The European Central Bank has raised its deposit facility rate from 2.00% to 2.25%, marking a 0.25 percentage point increase and the institution’s first rate hike since 2023. Between mid-2024 and mid-2025, the ECB delivered eight consecutive rate cuts totaling roughly 2 percentage points. That easing cycle is now officially over.
Why the ECB is hiking again
Eurozone headline inflation recently climbed above 3%, against the ECB’s price stability target near 2%. Geopolitical tensions, particularly in the Middle East, have disrupted oil supply chains and sent energy prices surging. The knock-on effects have pushed inflation projections for 2026 upward to approximately 2.6%. Core inflation has also been ticking higher.
ECB President Christine Lagarde is set to address the public following the decision.

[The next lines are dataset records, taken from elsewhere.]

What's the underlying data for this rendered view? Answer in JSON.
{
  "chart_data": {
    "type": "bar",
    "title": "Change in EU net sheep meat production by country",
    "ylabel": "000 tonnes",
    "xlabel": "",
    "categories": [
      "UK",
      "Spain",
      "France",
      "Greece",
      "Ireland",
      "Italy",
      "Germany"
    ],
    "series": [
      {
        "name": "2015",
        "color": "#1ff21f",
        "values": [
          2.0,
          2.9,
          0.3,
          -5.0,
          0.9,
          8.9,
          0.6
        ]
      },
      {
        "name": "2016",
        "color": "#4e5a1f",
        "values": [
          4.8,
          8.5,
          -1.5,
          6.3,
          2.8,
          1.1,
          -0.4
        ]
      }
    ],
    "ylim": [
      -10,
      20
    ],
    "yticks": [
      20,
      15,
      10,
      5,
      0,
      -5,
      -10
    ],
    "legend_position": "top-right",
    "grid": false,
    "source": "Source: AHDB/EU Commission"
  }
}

Market pricing had already priced this move in with near-certainty, with traders assigning close to 100% probability to the 25-basis-point hike heading into the meeting. Expectations for a follow-up increase in September are building.
What this means for crypto investors
Higher interest rates reduce liquidity in the financial system. When eurozone savings instruments start paying more, the opportunity cost of holding Bitcoin or any other non-yielding asset goes up. During the ECB’s prior tightening cycle in 2022-2023, crypto markets experienced significant drawdowns.
If the ECB follows through with another hike in September, as markets currently expect, the cumulative tightening could begin to weigh on eurozone growth more visibly alongside persistent inflation. For crypto investors, capital inflows tend to slow and leverage gets more expensive during tightening cycles.